The 33rd Indian Mountain Regiment, Royal Indian Artillery was an artillery regiment of the Indian Army during World War II, which fought in the Burma Campaign and South-East Asia.

== Service ==
The 33rd Mountain Regiment was formed in September 1944 by amalgamating the 34th Battery of the 30th Mountain Regiment and the 19th (Maymyo) Battery. It was initially under the command of Lieutenant-Colonel R. Ellis and garrisoned at Ambala Cantonment. The regiment primarily comprised Sikh, Ahir and Punjabi native soldiers and British officers, and was equipped with the QF 3.7-inch mountain howitzer transported by mules. It was attached to the 25th Indian Infantry Division from its inception and by October 1944, it was participating in the Arakan Campaign. For much of the campaign, the regiment was understrength and was consequently directly attached to brigades in a support role rather than acting as divisional artillery.

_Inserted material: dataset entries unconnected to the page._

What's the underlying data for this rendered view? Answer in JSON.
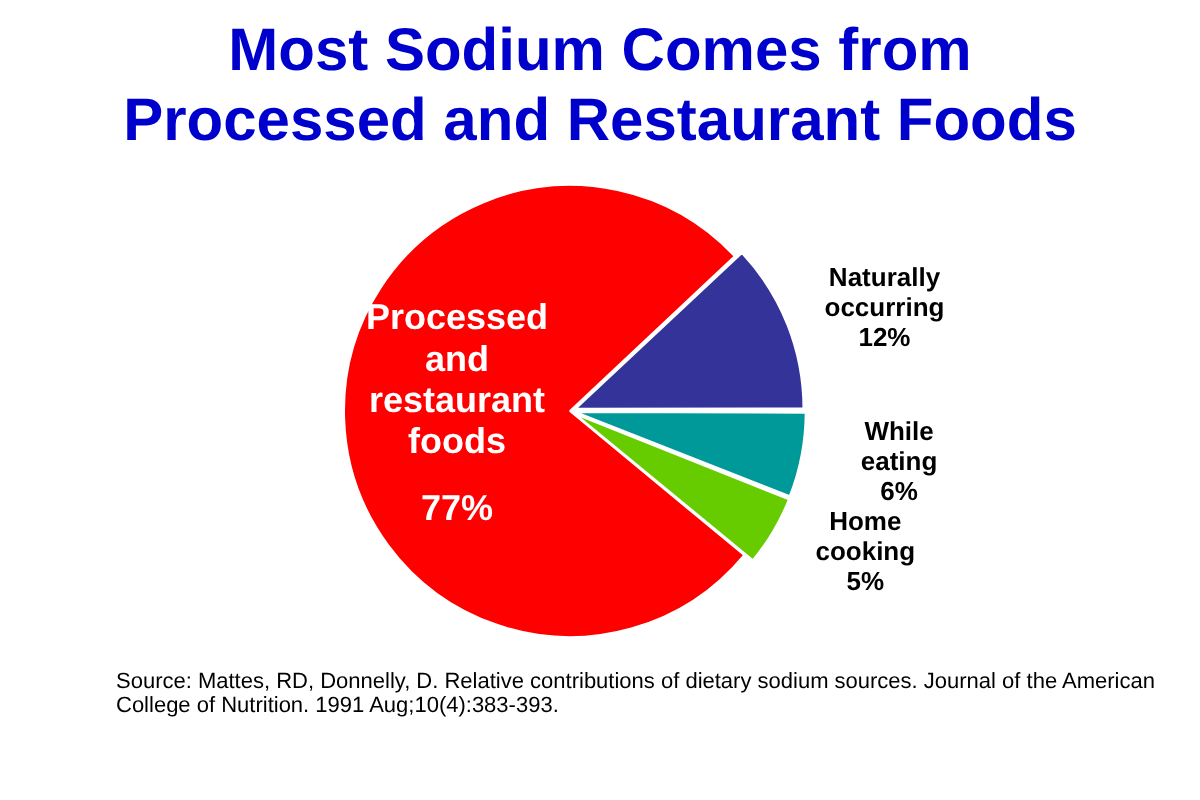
{
  "chart_data": {
    "type": "pie",
    "title": "Most Sodium Comes from Processed and Restaurant Foods",
    "categories": [
      "Naturally occurring",
      "While eating",
      "Home cooking",
      "Processed and restaurant foods"
    ],
    "values": [
      12,
      6,
      5,
      77
    ],
    "colors": [
      "#333399",
      "#009999",
      "#66cc00",
      "#ff0000"
    ],
    "value_labels": [
      "12%",
      "6%",
      "5%",
      "77%"
    ],
    "legend": false,
    "annotations": [
      "Source: Mattes, RD, Donnelly, D. Relative contributions of dietary sodium sources. Journal of the American College of Nutrition. 1991 Aug;10(4):383-393."
    ]
  }
}
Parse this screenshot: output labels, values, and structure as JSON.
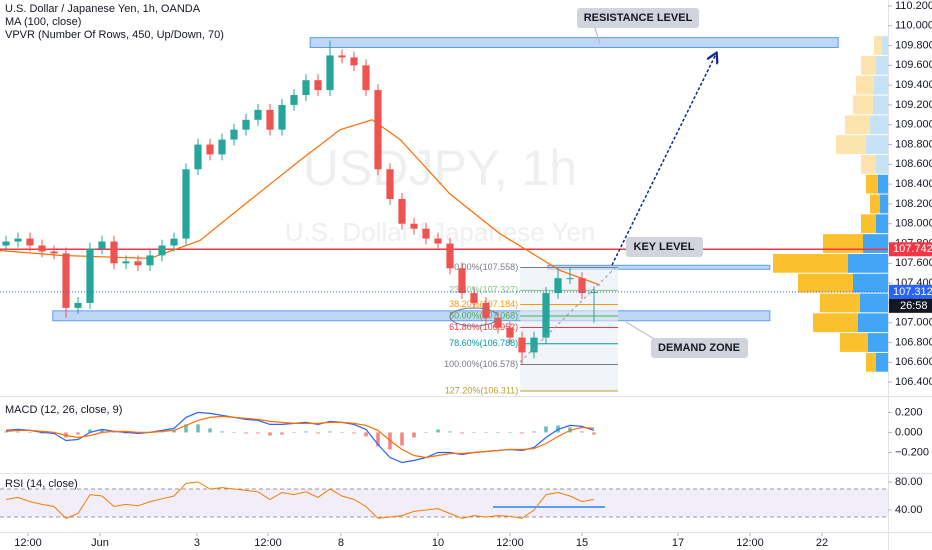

In late 1944, the 33rd Mountain Regiment was attached to the 53rd Indian Infantry Brigade. It was trained for an amphibious assault on the north-west corner of the Akyab peninsular, to be followed by the capture of Akyab from the landward side. In December 1944, the regiment was involved in the capture of Kudaung island to the north of Akyab, using rafts to travel down the Kaladan River and landing on the banks to engage the Japanese. While crossing at Kwazu on 29 December 1944, a raft containing a sub-section of 34th Battery overturned and thirteen Indian soldiers drowned. The howitzers of the regiment were engaged in the successful capture of Akyab on 4 January 1945 and the capture of Myebon on 18 January. The 25th Division was then transferred to India, with the 33rd Mountain Regiment arriving in Madras in May 1945. Here the regiment was made up to strength with the addition of the 35th Indian Mountain Battery.

In August 1945, the regiment left India and participated in Operation Zipper. It entered Kuala Lumpur in Christmas 1945 where the regiment was mustered out, with the regiment's Ahirs going to 2nd Mountain Regiment and the Punjabi Muslims to 23rd Mountain Regiment.